< < ENERJİ SAVAŞLARININ SONU VAR MI?


ENERJİ SAVAŞLARININ SONU VAR MI?

Yazan  06 Ocak 2019

Dünya primer enerji tüketiminin %54’ünü, elektriğin %60’ını, petrolün %47’sini, doğalgazın %48’ini, kömürün %68’ini ve nükleer enerjinin %71’ini ABD, Çin, Rusya, İngiltere, Almanya, Fransa, Japonya gibi dünya siyasetinde, teknolojisinde ve askeri hayatında rol oynayan ülkeler tüketiyorlarsa bu ülkeler bu kaynaklara sahip olabilmek ya da onları kullanabilmek için ne yapmalıdırlar?

Günümüzde enerjinin ne denli önemli olduğunu ve insanlığın başına yarınlarda ne gibi işler açacağını daha iyi anlayabilmek için, enerjinin tarihsel gelişimine kısaca değinmek konunun daha anlaşılır olması bakımından önemlidir diye düşünmekteyim. Bu sebeple bilimde çok kısa bir yolculukla yazımıza başlayalım.

4,5 milyar yaşındaki dünyada yaklaşık 570 milyon yıldır hayat devam etmektedir. 200 bin yıl önce Afrika’da ortaya çıkan insan, çevresine uyum sağlayabilmek için zaman içinde tabiatı ve gökyüzünü inceleyerek değerlendirmiş ve yüzyıllar sonrası elde ettiği sonuçlar doğrultusunda kısmen de olsa, tabiatın nimetlerini ve farkında olmadan bugün bile kullandığımız enerji kaynaklarını kullanmaya başlamış ve giderek bu olağanüstü kaynaklara tapar hale gelmiştir. Yüzyıllar sonra MÖ (624-212) tarihleri arasında Tales, Anaksimandros, Demokritus, Aristo,Öklid, Arşimed ve diğer birçok bilim adamı tabiat olaylarının Tanrı’lara bağlı olmadığını bu olayların akılla açıklanabileceğini ortaya koymaya çalışmışlardır. MS ise Cabir bin Hayyan, Harezmî, Farabi,İbn-i Heysem, El Biruni, İbn-i Sina, Ali Kuşçu, Kopernik, Galileo, Newton, Franklin, Volta, Faraday, Tesla, Curie, Einstein, Oppenheimer, vd.  bilim adamları matematik ve fizikte dünyada bugüne kadar icat edilmiş araç ve gereçlerin yapılmasında kullanılan teorileri ortaya koymuşlardır.

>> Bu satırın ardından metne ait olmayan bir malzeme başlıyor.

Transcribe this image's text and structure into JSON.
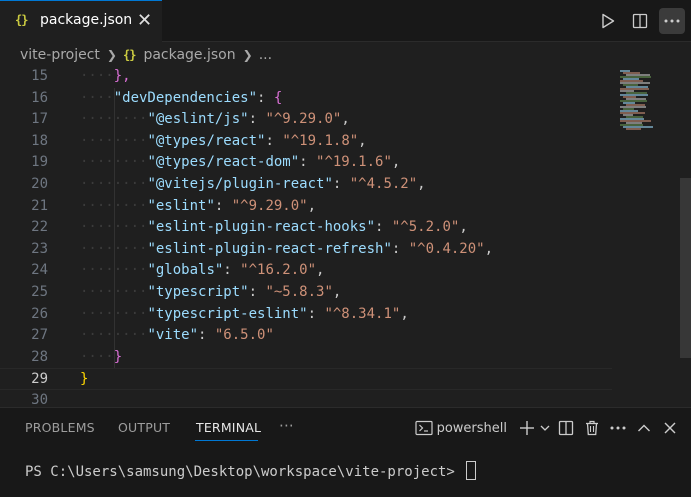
{
  "tab": {
    "icon": "{}",
    "label": "package.json",
    "close": "✕"
  },
  "breadcrumb": {
    "folder": "vite-project",
    "icon": "{}",
    "file": "package.json",
    "more": "..."
  },
  "editor": {
    "current_line": 29,
    "lines": [
      {
        "n": "15",
        "indent": 4,
        "parts": [
          [
            "b2",
            "},"
          ]
        ]
      },
      {
        "n": "16",
        "indent": 4,
        "parts": [
          [
            "k",
            "\"devDependencies\""
          ],
          [
            "p",
            ": "
          ],
          [
            "b2",
            "{"
          ]
        ]
      },
      {
        "n": "17",
        "indent": 8,
        "parts": [
          [
            "k",
            "\"@eslint/js\""
          ],
          [
            "p",
            ": "
          ],
          [
            "s",
            "\"^9.29.0\""
          ],
          [
            "p",
            ","
          ]
        ]
      },
      {
        "n": "18",
        "indent": 8,
        "parts": [
          [
            "k",
            "\"@types/react\""
          ],
          [
            "p",
            ": "
          ],
          [
            "s",
            "\"^19.1.8\""
          ],
          [
            "p",
            ","
          ]
        ]
      },
      {
        "n": "19",
        "indent": 8,
        "parts": [
          [
            "k",
            "\"@types/react-dom\""
          ],
          [
            "p",
            ": "
          ],
          [
            "s",
            "\"^19.1.6\""
          ],
          [
            "p",
            ","
          ]
        ]
      },
      {
        "n": "20",
        "indent": 8,
        "parts": [
          [
            "k",
            "\"@vitejs/plugin-react\""
          ],
          [
            "p",
            ": "
          ],
          [
            "s",
            "\"^4.5.2\""
          ],
          [
            "p",
            ","
          ]
        ]
      },
      {
        "n": "21",
        "indent": 8,
        "parts": [
          [
            "k",
            "\"eslint\""
          ],
          [
            "p",
            ": "
          ],
          [
            "s",
            "\"^9.29.0\""
          ],
          [
            "p",
            ","
          ]
        ]
      },
      {
        "n": "22",
        "indent": 8,
        "parts": [
          [
            "k",
            "\"eslint-plugin-react-hooks\""
          ],
          [
            "p",
            ": "
          ],
          [
            "s",
            "\"^5.2.0\""
          ],
          [
            "p",
            ","
          ]
        ]
      },
      {
        "n": "23",
        "indent": 8,
        "parts": [
          [
            "k",
            "\"eslint-plugin-react-refresh\""
          ],
          [
            "p",
            ": "
          ],
          [
            "s",
            "\"^0.4.20\""
          ],
          [
            "p",
            ","
          ]
        ]
      },
      {
        "n": "24",
        "indent": 8,
        "parts": [
          [
            "k",
            "\"globals\""
          ],
          [
            "p",
            ": "
          ],
          [
            "s",
            "\"^16.2.0\""
          ],
          [
            "p",
            ","
          ]
        ]
      },
      {
        "n": "25",
        "indent": 8,
        "parts": [
          [
            "k",
            "\"typescript\""
          ],
          [
            "p",
            ": "
          ],
          [
            "s",
            "\"~5.8.3\""
          ],
          [
            "p",
            ","
          ]
        ]
      },
      {
        "n": "26",
        "indent": 8,
        "parts": [
          [
            "k",
            "\"typescript-eslint\""
          ],
          [
            "p",
            ": "
          ],
          [
            "s",
            "\"^8.34.1\""
          ],
          [
            "p",
            ","
          ]
        ]
      },
      {
        "n": "27",
        "indent": 8,
        "parts": [
          [
            "k",
            "\"vite\""
          ],
          [
            "p",
            ": "
          ],
          [
            "s",
            "\"6.5.0\""
          ]
        ]
      },
      {
        "n": "28",
        "indent": 4,
        "parts": [
          [
            "b2",
            "}"
          ]
        ]
      },
      {
        "n": "29",
        "indent": 0,
        "parts": [
          [
            "b1",
            "}"
          ]
        ]
      },
      {
        "n": "30",
        "indent": 0,
        "parts": []
      }
    ]
  },
  "panel": {
    "tabs": [
      "PROBLEMS",
      "OUTPUT",
      "TERMINAL"
    ],
    "active_tab": "TERMINAL",
    "more": "···",
    "shell": "powershell",
    "prompt": "PS C:\\Users\\samsung\\Desktop\\workspace\\vite-project> "
  },
  "colors": {
    "accent": "#0078d4",
    "json_icon": "#cbcb41",
    "key": "#9cdcfe",
    "string": "#ce9178"
  }
}
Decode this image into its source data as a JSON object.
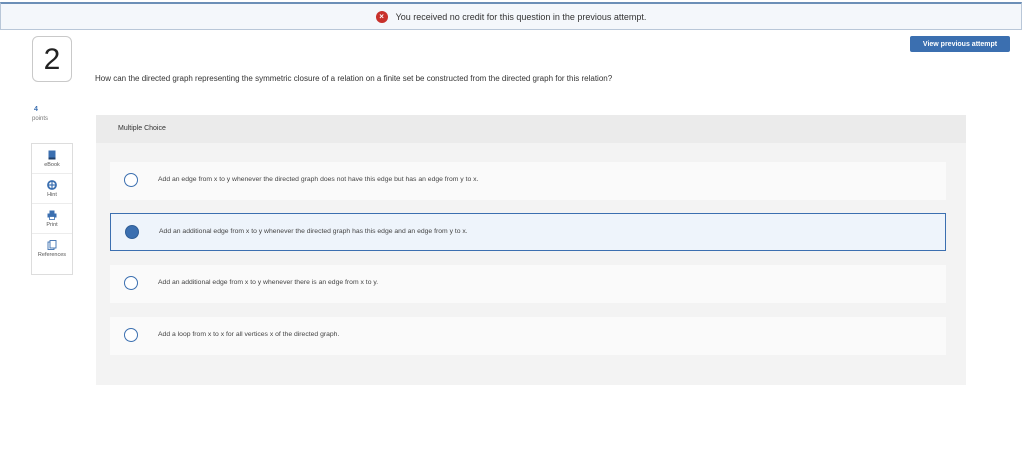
{
  "banner": {
    "message": "You received no credit for this question in the previous attempt."
  },
  "question": {
    "number": "2",
    "text": "How can the directed graph representing the symmetric closure of a relation on a finite set be constructed from the directed graph for this relation?",
    "points_value": "4",
    "points_label": "points"
  },
  "view_previous_label": "View previous attempt",
  "tools": [
    {
      "label": "eBook",
      "icon": "book-icon"
    },
    {
      "label": "Hint",
      "icon": "lifebuoy-icon"
    },
    {
      "label": "Print",
      "icon": "printer-icon"
    },
    {
      "label": "References",
      "icon": "references-icon"
    }
  ],
  "multiple_choice": {
    "header": "Multiple Choice",
    "options": [
      {
        "text": "Add an edge from x to y whenever the directed graph does not have this edge but has an edge from y to x.",
        "selected": false
      },
      {
        "text": "Add an additional edge from x to y whenever the directed graph has this edge and an edge from y to x.",
        "selected": true
      },
      {
        "text": "Add an additional edge from x to y whenever there is an edge from x to y.",
        "selected": false
      },
      {
        "text": "Add a loop from x to x for all vertices x of the directed graph.",
        "selected": false
      }
    ]
  },
  "colors": {
    "accent": "#3b6fb0",
    "error": "#c8312b"
  }
}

Böylece bu bilim adamları günümüzde teknolojinin gelişimi ve buna bağlı olarak enerjinin kullanımının temellerini asırlar öncesinden atmış oluyorlardı. Netice itibariyle gözlem ve akılla dünyamızda ve evrendeki olayları araştırıp doğruyu bulmak için çözümler arayan bir arayışlar bütünü olan bilimin günümüzde geldiği son noktada enerji dünya için her şeydir. Peki, iki yüzyıldır artan bir şekilde kullanılan enerji dediğimiz şey nedir? Basit bir ifade enerji, maddede var olan potansiyel, kinetik,ışık,ısı, elektrik, nükleer ve ses olarak bilinen ve hiçbir zaman kaybolmayan başka bir enerji türüne dönüşen bir iş yapabilme kabiliyetidir. Günümüzde hayatın devamı için enerjiye dönüştürülen kaynaklar arasında petrol, doğalgaz, kömür, radyoaktif mineraller, su, rüzgâr, güneş, biyokütle bulunmaktadır. Bilim ve teknoloji alanında değerlendirilen enerji kaynakları, sanayinin gelişimine hız vermiş ve sanayi devrimleri de arka arkaya gelmiştir. 1706-1830 arasındaki dönemde insanoğlu beden gücü ile yapılan birçok üretim faaliyetini terk ederek makinelerle üretim yapmaya başlamıştır. Buharlı geminin icadıyla birlikte Avrupa’da ekonomik hayat iyi yönde değişmeye başlamıştır. 1870 yılına kadar hızla artan makineleşme sonucunda demir ve çelik daha fazla kullanılmaya başlanmış ve teknolojik gelişmelerde önemli ilerlemeler kaydedilmiştir.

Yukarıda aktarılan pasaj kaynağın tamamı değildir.